Equivariant covering type and the number of vertices in equivariant triangulations

TL;DR

This paper introduces the equivariant covering type, a new invariant for spaces with group actions, and explores its properties, relations, and applications to minimal G-triangulations and specific G-spaces.

Contribution

It defines the equivariant covering type, proves its invariance under G-homotopy, and relates it to other G-invariants, providing computational methods and applications.

Findings

Equivariant covering type is a G-homotopy invariant.

Computed G-covering type for regular G-graphs and surfaces.
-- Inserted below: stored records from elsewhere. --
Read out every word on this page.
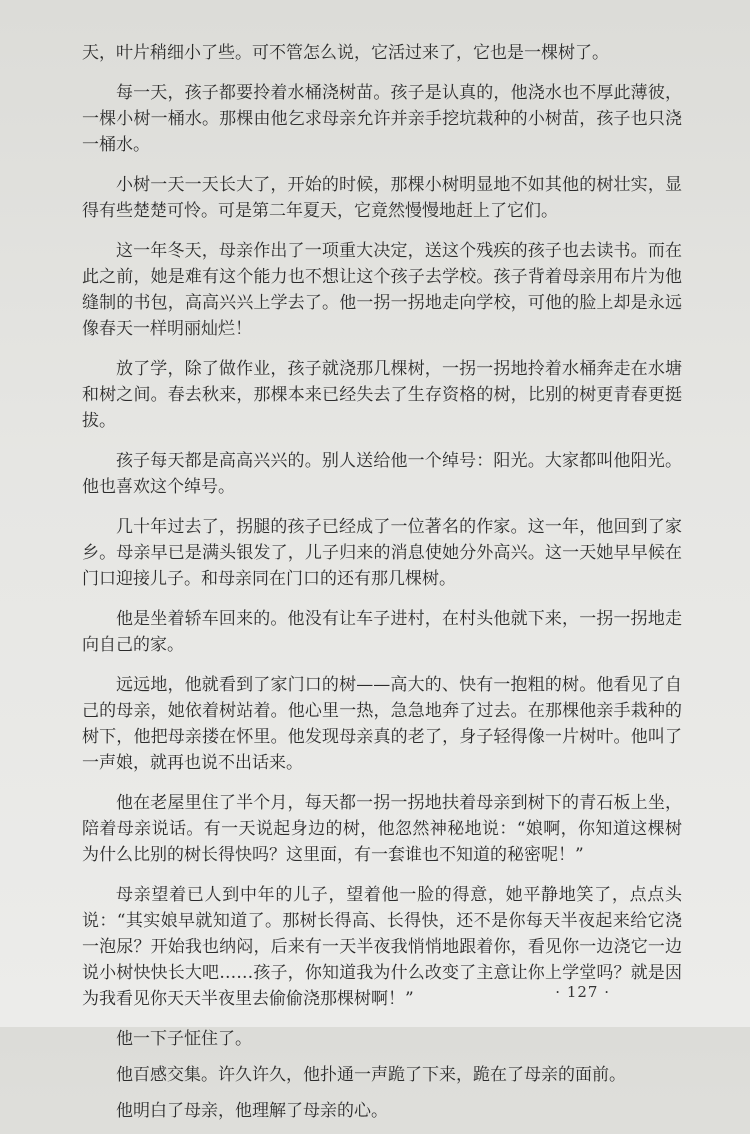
天，叶片稍细小了些。可不管怎么说，它活过来了，它也是一棵树了。

每一天，孩子都要拎着水桶浇树苗。孩子是认真的，他浇水也不厚此薄彼，一棵小树一桶水。那棵由他乞求母亲允许并亲手挖坑栽种的小树苗，孩子也只浇一桶水。

小树一天一天长大了，开始的时候，那棵小树明显地不如其他的树壮实，显得有些楚楚可怜。可是第二年夏天，它竟然慢慢地赶上了它们。

这一年冬天，母亲作出了一项重大决定，送这个残疾的孩子也去读书。而在此之前，她是难有这个能力也不想让这个孩子去学校。孩子背着母亲用布片为他缝制的书包，高高兴兴上学去了。他一拐一拐地走向学校，可他的脸上却是永远像春天一样明丽灿烂！

放了学，除了做作业，孩子就浇那几棵树，一拐一拐地拎着水桶奔走在水塘和树之间。春去秋来，那棵本来已经失去了生存资格的树，比别的树更青春更挺拔。

孩子每天都是高高兴兴的。别人送给他一个绰号：阳光。大家都叫他阳光。他也喜欢这个绰号。

几十年过去了，拐腿的孩子已经成了一位著名的作家。这一年，他回到了家乡。母亲早已是满头银发了，儿子归来的消息使她分外高兴。这一天她早早候在门口迎接儿子。和母亲同在门口的还有那几棵树。

他是坐着轿车回来的。他没有让车子进村，在村头他就下来，一拐一拐地走向自己的家。

远远地，他就看到了家门口的树——高大的、快有一抱粗的树。他看见了自己的母亲，她依着树站着。他心里一热，急急地奔了过去。在那棵他亲手栽种的树下，他把母亲搂在怀里。他发现母亲真的老了，身子轻得像一片树叶。他叫了一声娘，就再也说不出话来。

他在老屋里住了半个月，每天都一拐一拐地扶着母亲到树下的青石板上坐，陪着母亲说话。有一天说起身边的树，他忽然神秘地说：“娘啊，你知道这棵树为什么比别的树长得快吗？这里面，有一套谁也不知道的秘密呢！”

母亲望着已人到中年的儿子，望着他一脸的得意，她平静地笑了，点点头说：“其实娘早就知道了。那树长得高、长得快，还不是你每天半夜起来给它浇一泡尿？开始我也纳闷，后来有一天半夜我悄悄地跟着你，看见你一边浇它一边说小树快快长大吧……孩子，你知道我为什么改变了主意让你上学堂吗？就是因为我看见你天天半夜里去偷偷浇那棵树啊！”

他一下子怔住了。

他百感交集。许久许久，他扑通一声跪了下来，跪在了母亲的面前。

他明白了母亲，他理解了母亲的心。

· 127 ·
Provided estimates for minimal G-triangulations.

Abstract

We introduce the notion of the \emph{equivariant covering type} of a space $X$ on which a finite group $G$ acts, and study its properties. The equivariant covering type measures the size of $G$-equivariant good covers of $X$ and is thus an extension of the \emph{covering type} of a space, introduced by Karoubi and Weibel. We show that the equivariant covering type is a $G$-homotopy invariant and describe its relation with other $G$-invariants, like the equivariant LS-category, $G$-genus and the multiplicative structures of equivariant cohomology theories. We also compute the $G$-covering type of regular $G$-graphs, give estimates for orientation-preserving actions on surfaces and for the projectivizations of complex representations of $G$ and cohomology spheres. As an application, we derive estimates of sizes of minimal $G$-triangulations for various $G$-spaces.